Health Secretary Andrew Lansley's planned NHS reforms represent a missed opportunity for cancer care, mainly because they do not build upon the success of the cancer networks, a new report warns.
The government's proposals do not go far enough in improving treatment for cancer patients, and may even jeopardise the progress made over the past decade, according to the study, which is produced by health policy think tank 2020Health.
Cancer networks, through which a patient's treatment and care are managed through a joined-up approach, are acknowledged as having improved cancer treatment in the UK, but there is growing concern that the government's new commissioning structure could undo the progress made so far, the report claims.
The UK still has one of the worst cancer survival rates among member countries of the Organisation for Economic Cooperation and Development (OECD). Despite spending £5.8 billion on cancer care, Britain offers poor survival rates compared to Europe, Canada, Australia and many Scandinavian countries, it says.
The study also claims that the government's proposals ignore feedback from health experts, who are calling for greater patient involvement in the design and management of their care.
"It's only fair for patients to play a more active role in shaping the direction of their health care," says Gail Beer, consultant director at 2020Health, and she goes on to criticise the mindset of providers of cancer care.
"Worryingly, the proposals do not change that the commissioning of cancer services is still based on targets and not outcomes. Targets on computer spreadsheets are meaningless to patients - what matters to cancer sufferers and their families is the outcome. What is right for one patient may be wholly inappropriate for another. The NHS needs to finally shake off its 'one size fits all' approach to healthcare," she says.Ms Beer praises the progress that has been made in the treatment of the "big four" cancers - breast, colon, lung and prostate - over the last five years, and the report argues that these improvements are "directly attributable" to the introduction of cancer networks. However, it adds, this progress risks being undermined.
Cancer networks were introduced in 2000 to encourage the providers and commissioners of cancer care to work together to deliver quality, personalised services to patients, and Mr Lansley's reforms are a missed opportunity, principally because they do not build on the networks' success, according to Ms Beer.

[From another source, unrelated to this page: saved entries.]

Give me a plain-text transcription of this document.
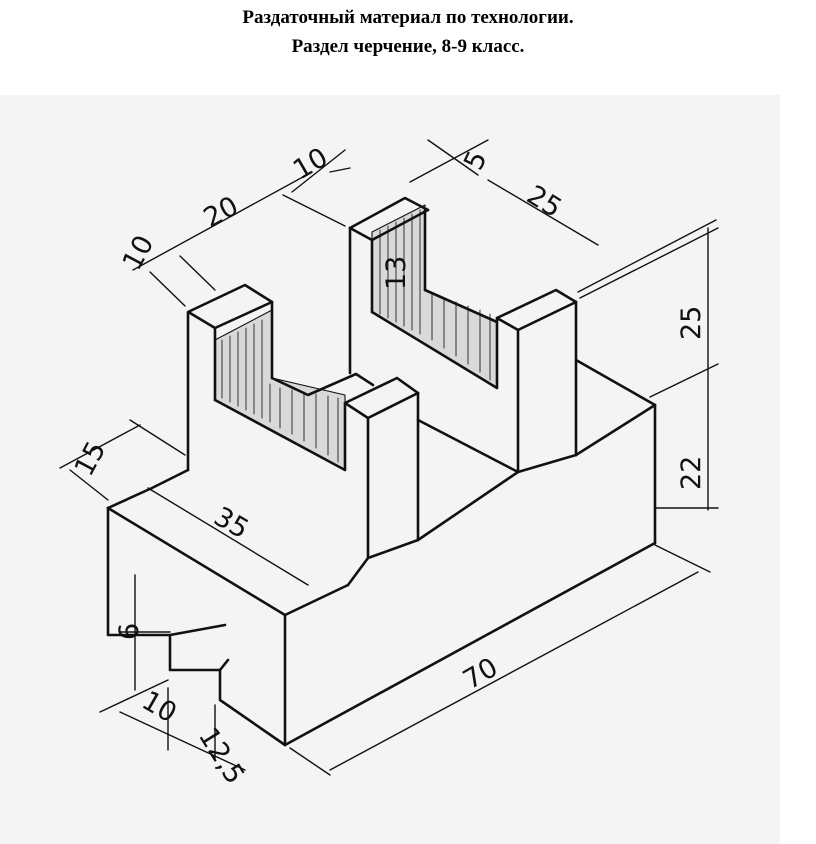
Раздаточный материал по технологии.
Раздел черчение, 8-9 класс.
10
20
10	5
25
13
25
22
15
35
6
10
12,5
70
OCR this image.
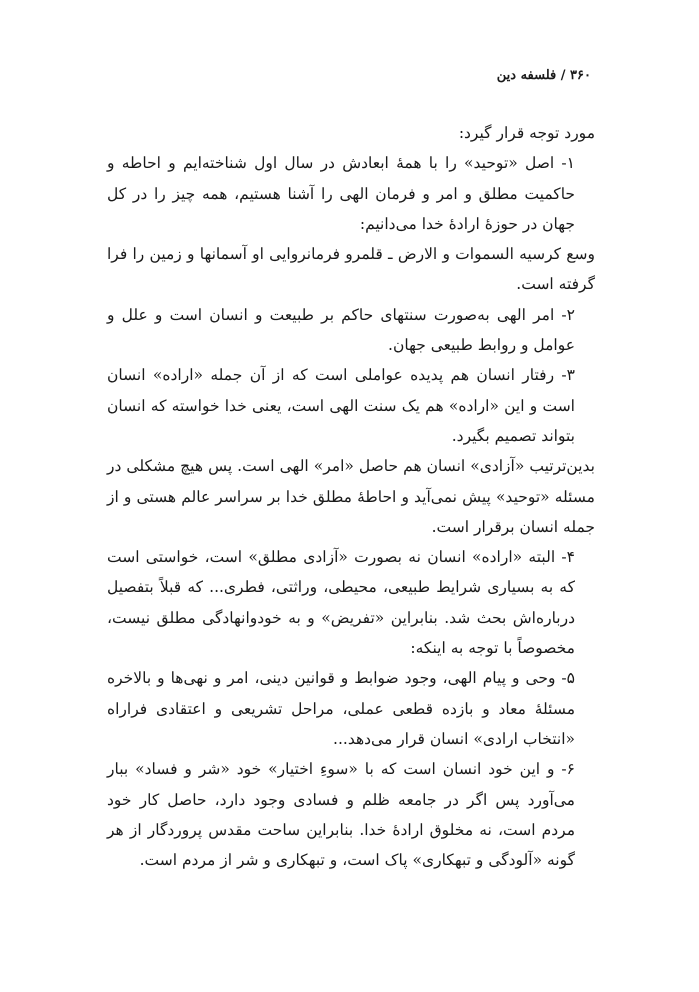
۳۶۰ / فلسفه دین

مورد توجه قرار گیرد:

۱- اصل «توحید» را با همهٔ ابعادش در سال اول شناخته‌ایم و احاطه و حاکمیت مطلق و امر و فرمان الهی را آشنا هستیم، همه چیز را در کل جهان در حوزهٔ ارادهٔ خدا می‌دانیم:

وسع کرسیه السموات و الارض ـ قلمرو فرمانروایی او آسمانها و زمین را فرا گرفته است.

۲- امر الهی به‌صورت سنتهای حاکم بر طبیعت و انسان است و علل و عوامل و روابط طبیعی جهان.

۳- رفتار انسان هم پدیده عواملی است که از آن جمله «اراده» انسان است و این «اراده» هم یک سنت الهی است، یعنی خدا خواسته که انسان بتواند تصمیم بگیرد.

بدین‌ترتیب «آزادی» انسان هم حاصل «امر» الهی است. پس هیچ مشکلی در مسئله «توحید» پیش نمی‌آید و احاطهٔ مطلق خدا بر سراسر عالم هستی و از جمله انسان برقرار است.

۴- البته «اراده» انسان نه بصورت «آزادی مطلق» است، خواستی است که به بسیاری شرایط طبیعی، محیطی، وراثتی، فطری... که قبلاً بتفصیل درباره‌اش بحث شد. بنابراین «تفریض» و به خودوانهادگی مطلق نیست، مخصوصاً با توجه به اینکه:

۵- وحی و پیام الهی، وجود ضوابط و قوانین دینی، امر و نهی‌ها و بالاخره مسئلهٔ معاد و بازده قطعی عملی، مراحل تشریعی و اعتقادی فراراه «انتخاب ارادی» انسان قرار می‌دهد...

۶- و این خود انسان است که با «سوءِ اختیار» خود «شر و فساد» ببار می‌آورد پس اگر در جامعه ظلم و فسادی وجود دارد، حاصل کار خود مردم است، نه مخلوق ارادهٔ خدا. بنابراین ساحت مقدس پروردگار از هر گونه «آلودگی و تبهکاری» پاک است، و تبهکاری و شر از مردم است.
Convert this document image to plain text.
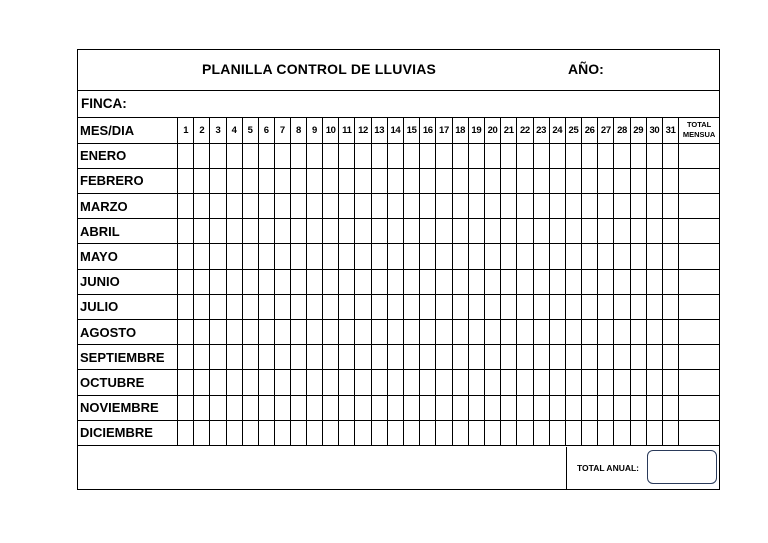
PLANILLA CONTROL DE LLUVIAS	AÑO:
FINCA:
MES/DIA	1	2	3	4	5	6	7	8	9	10	11	12	13	14	15	16	17	18	19	20	21	22	23	24	25	26	27	28	29	30	31	TOTAL
MENSUA

ENERO																																
FEBRERO																																
MARZO																																
ABRIL																																
MAYO																																
JUNIO																																
JULIO																																
AGOSTO																																
SEPTIEMBRE																																
OCTUBRE																																
NOVIEMBRE																																
DICIEMBRE																																
TOTAL ANUAL:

"If the cancer networks are to be dismantled as a result of the latest reforms, the British public must be assured that their replacement is capable of delivering patient-focused improvements in cancer care. Mr Lansley's report offers little assurance that this will be the case," she says.
2020Health says that its research has revealed an "urgent demand" from health professionals for greater accountability in cancer care. It is essential for this to be "robust" in order to implement change at all levels of care, from planning and commissioning and into delivery, they say.
"Strengthen the mechanisms of accountability and we will improve how we plan and manage cancer care - failure to do so will impact directly on cancer sufferers," Ms Beer warns.
She also emphasises that leadership will be "crucial" in navigating the way forward. "Cancer care cannot be reformed without engagement from clinicians at all levels and clarity about what needs to happen," she says, adding: "this is something the government must address as a matter of urgency - with cancer care, the stakes are very high indeed."